Share info early and often with feeling

by | Nov 18, 2013 | Blog | 0 comments

sunrise and sunset for certainty“Just the facts” is an iconic way to operate.

Back in the 1950s, the actor Jack Webb made the phrase popular with his portrayal of Sergeant Joe Friday in the classic Dragnet radio and TV series.

Sixty years later, some executives still think it’s an appropriate way to work in modern day organizations, not just for old-time fictional L.A. police detectives.

Yet, when you work with “just the facts,” you run the risk of hurting the productivity of your team and other employees.

There are two big problems with information hoarding.

If you wait until you know all the facts before you share anything of substance, you contribute to the high degree of uncertainty that already exists, making a bad situation worse.  

Then, if you only talk about facts, you miss out on a huge opportunity to make your messages memorable and inspirational.

For years, I’ve tried to convince many reticent leaders that it’s better to share partial information now rather than wait and tell a complete story later.

When people have to wait to hear for details about a merger, acquisition, or anything with a long implementation timetable, it can feel like Chinese water torture.

My track record for sharing more information sooner than later is better now, due to a combination of factors: the changing times, my increased skill in selecting clients and my improved persuasive abilities. Thanks to my experiences, I’ve accumulated many war stories I can tell, plus show my scars to prove my points.

Now I have more ammunition as to why you need to be clear with ambiguity and emotional too.

The brain research shows there is more upside than downside in sharing information. In fact, depriving people of information can cause both short- and long-term performance problems.  

Thanks to the Executive Masters in NeuroLeadership Program, and Professor Dr. Josh Davis, I’m learning:

  • To the brain, uncertainty feels like a threat to your life.  When you’re feeling uncertain, your limbic system gets aroused and you start to feel more than think. Uncertainty can trigger the brain’s alarm system to fight or flee. You feel rather than think. The limbic region in the center of the brain important for experiencing emotions, memories and motivations.
  • The brain craves certainty, and when it gets meaningful information, there is a sensation of a reward. Yes, information on its own reward.
  • When you receive information, your prefrontal cortex—the executive function of the brain—influences how you perceive it, not just the facts, but also the emotions and associated sensations. The prefrontal cortex communicates with the limbic system, which stores our memories and sensory experiences.

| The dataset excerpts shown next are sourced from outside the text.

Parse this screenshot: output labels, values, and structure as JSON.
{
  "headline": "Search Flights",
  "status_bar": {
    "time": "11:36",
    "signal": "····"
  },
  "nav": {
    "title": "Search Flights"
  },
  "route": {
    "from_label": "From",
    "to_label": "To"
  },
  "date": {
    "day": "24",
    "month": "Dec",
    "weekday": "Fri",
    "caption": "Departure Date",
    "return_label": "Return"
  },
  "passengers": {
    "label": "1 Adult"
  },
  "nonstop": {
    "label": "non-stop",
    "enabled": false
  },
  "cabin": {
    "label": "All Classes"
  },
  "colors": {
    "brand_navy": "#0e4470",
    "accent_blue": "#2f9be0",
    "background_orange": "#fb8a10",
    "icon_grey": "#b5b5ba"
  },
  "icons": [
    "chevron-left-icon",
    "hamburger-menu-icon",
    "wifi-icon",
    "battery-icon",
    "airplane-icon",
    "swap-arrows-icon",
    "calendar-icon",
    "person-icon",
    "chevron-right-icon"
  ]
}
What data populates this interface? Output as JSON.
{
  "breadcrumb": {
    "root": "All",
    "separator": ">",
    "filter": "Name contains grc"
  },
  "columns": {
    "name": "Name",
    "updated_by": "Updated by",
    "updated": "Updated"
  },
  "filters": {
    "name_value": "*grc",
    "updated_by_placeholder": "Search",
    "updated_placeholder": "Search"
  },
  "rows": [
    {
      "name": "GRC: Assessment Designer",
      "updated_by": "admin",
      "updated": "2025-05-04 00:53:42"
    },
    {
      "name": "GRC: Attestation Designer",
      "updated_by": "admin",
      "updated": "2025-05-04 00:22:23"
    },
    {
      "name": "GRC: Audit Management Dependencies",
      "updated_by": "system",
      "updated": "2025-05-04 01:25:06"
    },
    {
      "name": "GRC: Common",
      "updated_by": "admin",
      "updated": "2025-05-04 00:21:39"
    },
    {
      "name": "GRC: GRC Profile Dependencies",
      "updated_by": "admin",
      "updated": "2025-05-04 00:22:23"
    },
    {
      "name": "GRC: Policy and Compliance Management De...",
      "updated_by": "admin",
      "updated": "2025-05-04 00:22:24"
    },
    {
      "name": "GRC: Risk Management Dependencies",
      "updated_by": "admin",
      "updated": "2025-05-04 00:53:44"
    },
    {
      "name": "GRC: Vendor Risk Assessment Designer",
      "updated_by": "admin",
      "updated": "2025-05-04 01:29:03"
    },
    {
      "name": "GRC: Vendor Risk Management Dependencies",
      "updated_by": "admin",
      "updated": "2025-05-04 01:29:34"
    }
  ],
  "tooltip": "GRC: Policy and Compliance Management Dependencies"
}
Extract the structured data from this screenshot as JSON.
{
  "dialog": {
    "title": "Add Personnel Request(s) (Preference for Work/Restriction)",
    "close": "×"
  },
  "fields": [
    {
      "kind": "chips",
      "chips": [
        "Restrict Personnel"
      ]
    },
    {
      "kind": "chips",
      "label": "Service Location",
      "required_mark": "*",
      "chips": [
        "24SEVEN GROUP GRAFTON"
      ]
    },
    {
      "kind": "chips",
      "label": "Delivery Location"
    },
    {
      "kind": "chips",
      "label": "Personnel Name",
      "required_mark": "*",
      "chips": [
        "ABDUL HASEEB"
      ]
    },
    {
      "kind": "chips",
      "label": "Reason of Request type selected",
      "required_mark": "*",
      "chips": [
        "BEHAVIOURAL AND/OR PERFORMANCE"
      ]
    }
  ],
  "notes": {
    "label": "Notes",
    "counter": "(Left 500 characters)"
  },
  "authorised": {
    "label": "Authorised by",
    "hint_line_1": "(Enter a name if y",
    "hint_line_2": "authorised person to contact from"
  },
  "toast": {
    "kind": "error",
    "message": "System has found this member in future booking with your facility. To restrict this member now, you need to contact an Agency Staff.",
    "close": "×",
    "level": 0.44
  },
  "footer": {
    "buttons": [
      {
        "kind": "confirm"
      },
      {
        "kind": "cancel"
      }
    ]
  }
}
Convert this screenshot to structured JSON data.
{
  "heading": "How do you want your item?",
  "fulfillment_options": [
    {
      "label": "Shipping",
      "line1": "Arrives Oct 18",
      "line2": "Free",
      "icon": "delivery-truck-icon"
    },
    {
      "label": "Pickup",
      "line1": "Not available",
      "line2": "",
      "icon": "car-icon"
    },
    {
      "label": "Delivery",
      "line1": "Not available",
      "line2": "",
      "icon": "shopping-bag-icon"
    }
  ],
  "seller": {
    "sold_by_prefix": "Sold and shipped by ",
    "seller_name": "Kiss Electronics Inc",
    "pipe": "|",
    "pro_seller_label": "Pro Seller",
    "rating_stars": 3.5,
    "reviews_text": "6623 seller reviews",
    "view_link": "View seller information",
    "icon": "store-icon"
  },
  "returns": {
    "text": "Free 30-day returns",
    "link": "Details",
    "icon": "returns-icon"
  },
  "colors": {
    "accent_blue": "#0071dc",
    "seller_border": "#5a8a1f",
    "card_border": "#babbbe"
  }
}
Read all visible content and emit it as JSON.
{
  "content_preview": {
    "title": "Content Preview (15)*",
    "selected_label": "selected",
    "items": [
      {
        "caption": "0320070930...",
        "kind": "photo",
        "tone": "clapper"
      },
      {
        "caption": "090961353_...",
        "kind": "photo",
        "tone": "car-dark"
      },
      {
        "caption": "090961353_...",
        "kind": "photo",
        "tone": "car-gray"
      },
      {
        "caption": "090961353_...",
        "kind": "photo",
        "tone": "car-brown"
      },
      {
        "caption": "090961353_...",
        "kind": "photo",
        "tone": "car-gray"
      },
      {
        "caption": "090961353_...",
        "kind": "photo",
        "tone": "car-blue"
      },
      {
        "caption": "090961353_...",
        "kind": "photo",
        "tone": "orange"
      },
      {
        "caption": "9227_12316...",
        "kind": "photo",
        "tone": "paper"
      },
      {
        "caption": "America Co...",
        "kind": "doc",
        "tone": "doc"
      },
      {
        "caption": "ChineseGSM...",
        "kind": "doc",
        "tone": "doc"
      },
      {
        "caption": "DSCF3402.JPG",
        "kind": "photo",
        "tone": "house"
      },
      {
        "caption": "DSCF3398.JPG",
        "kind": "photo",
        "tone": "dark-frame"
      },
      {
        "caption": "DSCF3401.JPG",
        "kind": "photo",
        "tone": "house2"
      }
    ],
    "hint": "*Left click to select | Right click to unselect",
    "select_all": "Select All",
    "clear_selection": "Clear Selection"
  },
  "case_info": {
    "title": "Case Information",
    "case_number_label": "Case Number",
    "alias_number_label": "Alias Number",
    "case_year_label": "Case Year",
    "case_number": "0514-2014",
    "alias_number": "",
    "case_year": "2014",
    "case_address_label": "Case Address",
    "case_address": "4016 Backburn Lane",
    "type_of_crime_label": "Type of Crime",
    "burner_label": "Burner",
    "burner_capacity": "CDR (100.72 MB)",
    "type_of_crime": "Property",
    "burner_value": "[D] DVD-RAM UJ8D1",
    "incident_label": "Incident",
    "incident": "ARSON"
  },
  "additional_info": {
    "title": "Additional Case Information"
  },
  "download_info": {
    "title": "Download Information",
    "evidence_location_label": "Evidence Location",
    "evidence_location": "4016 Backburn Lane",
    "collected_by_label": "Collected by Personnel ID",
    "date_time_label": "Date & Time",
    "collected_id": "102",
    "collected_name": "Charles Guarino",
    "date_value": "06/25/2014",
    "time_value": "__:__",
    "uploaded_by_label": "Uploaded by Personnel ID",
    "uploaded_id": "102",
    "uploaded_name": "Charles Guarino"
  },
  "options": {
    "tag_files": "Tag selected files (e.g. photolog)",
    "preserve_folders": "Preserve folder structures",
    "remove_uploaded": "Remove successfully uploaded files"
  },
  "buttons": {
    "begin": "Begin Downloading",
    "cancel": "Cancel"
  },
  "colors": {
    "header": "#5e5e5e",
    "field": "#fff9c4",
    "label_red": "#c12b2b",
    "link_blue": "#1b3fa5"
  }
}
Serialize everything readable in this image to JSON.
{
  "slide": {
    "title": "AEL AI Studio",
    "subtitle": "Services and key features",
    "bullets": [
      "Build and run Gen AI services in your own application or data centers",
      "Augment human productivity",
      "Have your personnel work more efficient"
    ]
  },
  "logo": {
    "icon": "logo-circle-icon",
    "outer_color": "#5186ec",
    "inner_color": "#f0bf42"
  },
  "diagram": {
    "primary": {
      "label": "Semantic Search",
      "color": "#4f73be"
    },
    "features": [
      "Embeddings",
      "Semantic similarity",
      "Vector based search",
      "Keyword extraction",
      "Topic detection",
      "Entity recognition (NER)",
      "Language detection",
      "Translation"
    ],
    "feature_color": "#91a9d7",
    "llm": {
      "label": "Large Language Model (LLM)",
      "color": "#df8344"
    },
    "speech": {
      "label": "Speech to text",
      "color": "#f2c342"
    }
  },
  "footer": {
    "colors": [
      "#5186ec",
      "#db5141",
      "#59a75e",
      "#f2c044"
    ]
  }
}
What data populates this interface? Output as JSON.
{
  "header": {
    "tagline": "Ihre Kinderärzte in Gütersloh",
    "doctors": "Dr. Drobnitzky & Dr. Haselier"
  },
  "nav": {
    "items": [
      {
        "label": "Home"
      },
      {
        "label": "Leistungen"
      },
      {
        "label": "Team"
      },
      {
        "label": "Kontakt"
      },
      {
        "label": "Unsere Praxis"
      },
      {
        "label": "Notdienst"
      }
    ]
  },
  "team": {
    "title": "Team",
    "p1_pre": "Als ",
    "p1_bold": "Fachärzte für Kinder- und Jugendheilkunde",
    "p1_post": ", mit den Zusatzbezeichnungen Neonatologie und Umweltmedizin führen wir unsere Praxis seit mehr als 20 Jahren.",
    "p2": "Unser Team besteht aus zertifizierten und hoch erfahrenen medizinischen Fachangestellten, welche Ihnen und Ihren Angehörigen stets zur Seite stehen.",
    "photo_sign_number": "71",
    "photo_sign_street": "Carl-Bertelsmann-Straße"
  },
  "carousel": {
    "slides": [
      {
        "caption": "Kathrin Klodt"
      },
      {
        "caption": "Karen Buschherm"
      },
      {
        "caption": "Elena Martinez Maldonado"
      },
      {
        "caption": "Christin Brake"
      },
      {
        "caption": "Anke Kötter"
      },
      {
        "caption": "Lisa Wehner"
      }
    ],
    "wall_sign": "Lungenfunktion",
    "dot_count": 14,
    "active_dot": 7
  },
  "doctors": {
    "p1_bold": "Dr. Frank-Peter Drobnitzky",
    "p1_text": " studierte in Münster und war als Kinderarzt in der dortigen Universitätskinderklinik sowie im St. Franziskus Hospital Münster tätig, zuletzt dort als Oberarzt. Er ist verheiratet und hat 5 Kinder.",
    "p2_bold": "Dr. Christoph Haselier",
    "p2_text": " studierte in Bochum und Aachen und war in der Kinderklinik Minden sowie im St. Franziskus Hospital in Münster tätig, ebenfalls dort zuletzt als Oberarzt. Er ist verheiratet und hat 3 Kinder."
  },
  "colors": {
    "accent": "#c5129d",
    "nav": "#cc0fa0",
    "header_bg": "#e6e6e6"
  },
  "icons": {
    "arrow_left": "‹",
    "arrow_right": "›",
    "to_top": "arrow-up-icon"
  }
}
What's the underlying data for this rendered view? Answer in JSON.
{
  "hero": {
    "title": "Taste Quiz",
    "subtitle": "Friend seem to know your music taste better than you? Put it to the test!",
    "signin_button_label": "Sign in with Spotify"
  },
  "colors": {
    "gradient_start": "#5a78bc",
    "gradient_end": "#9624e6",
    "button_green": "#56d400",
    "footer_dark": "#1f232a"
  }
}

So the richer and more expressive the information, the more likely we are to remember it. (Think in-person experience with multi-media versus a wall-of-words email.)
  • Besides feeling rewarded, you also can start to relax when you have certainty. Your pre-frontal cortex stops hoarding cognitive energy and can divert its limited attention span to other items.
  • When you and your pre-frontal cortex are in a neutral or positive state rather than feeling threatened, you can think more clearly and creatively. You’re open to new ideas, and can contribute some of your own. You’re more willing to collaborate well with others.

Now this information presented here is very basic; however, it should send the message that information hoarding can hurt, not help, knowledge workers as they go about their daily tasks.

Let’s not kid ourselves, though.

Certainty is a pipedream in today’s VUCA (volatile, uncertain, complex and ambiguous) world. Yes, we can still expect the sun to rise and set, but let’s not hold our breath for much more.

However, it is possible to strive for greater clarity. When you make things as clear as possible, including explaining the implications in the immediate, short-term and long-term, you help people get a grasp on the world that’s spinning around them.

These days, that classifies as certainty in action.

What are you doing to provide information early and often with feeling?